Like Danielle Citron (the author of the Forbes article) I’m a little skeptical that this will be enough. Warning labels on cigarette boxes didn’t really stop people smoking. But I think as part of a larger effort to increase awareness of the risks, and to make people even stop and think a little before blindly forging ahead with algorithms, this is a decent first step.

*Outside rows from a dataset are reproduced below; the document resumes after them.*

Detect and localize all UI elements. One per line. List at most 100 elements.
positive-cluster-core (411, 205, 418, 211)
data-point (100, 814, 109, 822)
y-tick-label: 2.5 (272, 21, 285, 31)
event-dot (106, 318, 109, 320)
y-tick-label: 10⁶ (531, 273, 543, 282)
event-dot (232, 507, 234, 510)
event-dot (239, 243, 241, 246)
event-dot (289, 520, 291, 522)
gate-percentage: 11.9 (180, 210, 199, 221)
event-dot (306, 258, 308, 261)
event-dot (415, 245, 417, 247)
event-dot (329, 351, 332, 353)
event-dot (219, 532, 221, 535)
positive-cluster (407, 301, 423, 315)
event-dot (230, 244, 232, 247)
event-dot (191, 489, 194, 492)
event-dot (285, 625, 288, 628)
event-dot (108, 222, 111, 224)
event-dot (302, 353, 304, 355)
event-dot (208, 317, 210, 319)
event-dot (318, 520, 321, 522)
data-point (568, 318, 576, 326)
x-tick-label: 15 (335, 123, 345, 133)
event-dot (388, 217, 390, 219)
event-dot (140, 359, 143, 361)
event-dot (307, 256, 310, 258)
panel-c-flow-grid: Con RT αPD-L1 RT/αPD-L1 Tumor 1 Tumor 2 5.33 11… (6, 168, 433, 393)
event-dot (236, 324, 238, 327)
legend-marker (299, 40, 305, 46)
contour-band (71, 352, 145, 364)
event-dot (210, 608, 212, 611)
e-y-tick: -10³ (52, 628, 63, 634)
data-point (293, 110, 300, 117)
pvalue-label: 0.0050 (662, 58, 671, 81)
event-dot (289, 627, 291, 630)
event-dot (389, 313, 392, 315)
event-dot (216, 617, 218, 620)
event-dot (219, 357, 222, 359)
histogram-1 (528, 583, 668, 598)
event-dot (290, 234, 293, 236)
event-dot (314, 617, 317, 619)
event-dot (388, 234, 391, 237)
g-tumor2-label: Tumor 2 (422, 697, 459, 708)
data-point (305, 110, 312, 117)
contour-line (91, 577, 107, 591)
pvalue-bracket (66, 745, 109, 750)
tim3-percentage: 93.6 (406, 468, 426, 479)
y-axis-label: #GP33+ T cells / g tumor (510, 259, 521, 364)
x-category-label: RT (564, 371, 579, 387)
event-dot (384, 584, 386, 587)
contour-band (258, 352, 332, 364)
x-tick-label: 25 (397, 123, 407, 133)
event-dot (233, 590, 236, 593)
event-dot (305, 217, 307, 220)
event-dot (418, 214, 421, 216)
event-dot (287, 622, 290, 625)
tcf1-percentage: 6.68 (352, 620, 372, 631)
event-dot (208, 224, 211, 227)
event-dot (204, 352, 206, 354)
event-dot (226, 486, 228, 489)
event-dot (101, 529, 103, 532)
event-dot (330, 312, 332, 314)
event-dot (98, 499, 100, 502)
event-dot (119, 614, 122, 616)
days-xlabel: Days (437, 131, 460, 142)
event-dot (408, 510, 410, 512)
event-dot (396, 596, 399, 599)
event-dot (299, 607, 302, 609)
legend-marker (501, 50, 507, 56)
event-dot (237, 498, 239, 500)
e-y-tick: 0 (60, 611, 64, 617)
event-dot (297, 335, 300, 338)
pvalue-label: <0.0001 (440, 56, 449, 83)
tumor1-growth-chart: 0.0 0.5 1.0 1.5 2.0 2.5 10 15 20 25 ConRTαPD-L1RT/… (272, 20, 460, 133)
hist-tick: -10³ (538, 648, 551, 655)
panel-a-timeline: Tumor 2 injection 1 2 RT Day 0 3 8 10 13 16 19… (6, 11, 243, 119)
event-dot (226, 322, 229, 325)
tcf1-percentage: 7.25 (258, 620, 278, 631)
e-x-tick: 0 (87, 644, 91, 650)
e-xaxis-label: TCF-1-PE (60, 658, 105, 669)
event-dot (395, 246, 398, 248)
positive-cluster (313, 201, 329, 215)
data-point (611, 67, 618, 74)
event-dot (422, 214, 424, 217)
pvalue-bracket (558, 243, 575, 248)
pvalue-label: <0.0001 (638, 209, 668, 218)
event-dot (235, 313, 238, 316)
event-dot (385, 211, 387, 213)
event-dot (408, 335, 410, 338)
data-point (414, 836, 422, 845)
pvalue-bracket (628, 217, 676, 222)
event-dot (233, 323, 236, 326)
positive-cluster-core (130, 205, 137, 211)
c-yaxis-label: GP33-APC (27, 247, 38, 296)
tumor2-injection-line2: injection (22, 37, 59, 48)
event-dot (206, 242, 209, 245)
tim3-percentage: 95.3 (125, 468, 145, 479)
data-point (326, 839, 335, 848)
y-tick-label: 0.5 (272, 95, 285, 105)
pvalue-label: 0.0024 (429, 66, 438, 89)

At the AINow Symposium in New York (that I’ll say more about later), one proposed extreme along the policy spectrum regarding algorithic decision-making was to place a moratorium on the use of algorithms entirely. I don’t know if that makes complete sense. But a heavy heavy dose of caution is definitely warranted, and rulings like this might lead to a patchwork of caveats and speedbumps that help us flesh out exactly where algorithmic decision making makes more or less sense.


Friday links

  • The ACLU together with four researchers in algorithmic accountability is challenging the CFAA (The Computer Fraud and Abuse Act), arguing that its provisions make it illegal to do the necessary auditing of algorithms to test for discrimination and bias.
  • The popular word2vec embedding method for words might learn biased associations, such as associating the word ‘nurse’ with the gender ‘female’ and so on. A new paper seeks to fix this problem.
  • Diversity in teams that build AI might help the algorithms themselves be less biased.